We found the Sis and grabbed the Bro-in-Law and went out for a celebratory Bloody Mary- and mimosa-soaked brunch.  The revelry continued until we all doubled over in exhaustion last night.  And then…the day after and its reckoning.  I awoke with two bad knees and a sharp pain in my foot that persists now and is forcing me to walk like a peg-legged pirate.  My organs feel like they may fall out any second, and I’m wondering how exactly my intestines contributed to the race in a way so significant it caused them to be sore today.  I feel every bit the two years older that I am now than I was in January 2009, when I grabbed a Gatorade and headed home to a couple days of minor muscle soreness.  And then–the arrival back at my parents’ house today.  The Niece had a raging cold, The Mom had hit my car with hers and left a panel sitting lopsided above the rear tire, and–sorry, there’s no way to put this delicately–the canine child’s lipstick was stuck outside its tube.

Total, perfect disarray.

We’re all back home now.  My car is still jacked, our bodies are still in pain, and The Niece is still coughing; but the dog’s wiener is back to normal, so there’s that.  And in between doses of Advil and the Brookstone electric massager we got for Christmas, I am humbled by the remembrance of so many truths:

I still am a runner, even when I feel like a poser.

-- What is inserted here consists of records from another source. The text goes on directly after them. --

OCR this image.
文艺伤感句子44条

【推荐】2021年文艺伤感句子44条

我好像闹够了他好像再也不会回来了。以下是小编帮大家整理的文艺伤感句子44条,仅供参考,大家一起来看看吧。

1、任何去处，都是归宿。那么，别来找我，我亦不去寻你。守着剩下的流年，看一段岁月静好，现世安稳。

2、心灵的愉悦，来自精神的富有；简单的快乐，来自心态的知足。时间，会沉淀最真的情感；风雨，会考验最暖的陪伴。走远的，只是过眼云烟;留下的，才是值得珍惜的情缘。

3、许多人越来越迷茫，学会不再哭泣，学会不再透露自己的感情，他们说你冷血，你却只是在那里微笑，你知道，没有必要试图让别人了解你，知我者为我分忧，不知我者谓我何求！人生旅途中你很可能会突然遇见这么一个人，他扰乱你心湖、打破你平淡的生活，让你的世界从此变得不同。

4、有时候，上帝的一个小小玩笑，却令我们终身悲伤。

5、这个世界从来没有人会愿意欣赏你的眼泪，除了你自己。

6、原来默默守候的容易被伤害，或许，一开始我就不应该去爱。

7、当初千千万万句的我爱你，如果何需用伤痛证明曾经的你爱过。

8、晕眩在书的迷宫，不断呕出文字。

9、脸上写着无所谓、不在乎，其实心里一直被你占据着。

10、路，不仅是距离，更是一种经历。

Training is helpful, but when it comes down to it, what happens on the day of the race may look like nothing that happened prior to it.  All my planning (and I am not just talking about the race here) is self-motivated, self-inflicted, and intended to make me self-reliant–and I am at my best and most free when self is the smallest part of the equation.

Running alone is no less valid than running with someone, and is a lot better than running with the wrong person.

Running with the right person can be heaven.

And finally…the Biebs’ anthem “Baby” can be just the push one needs to cross the finish line.  Who knew?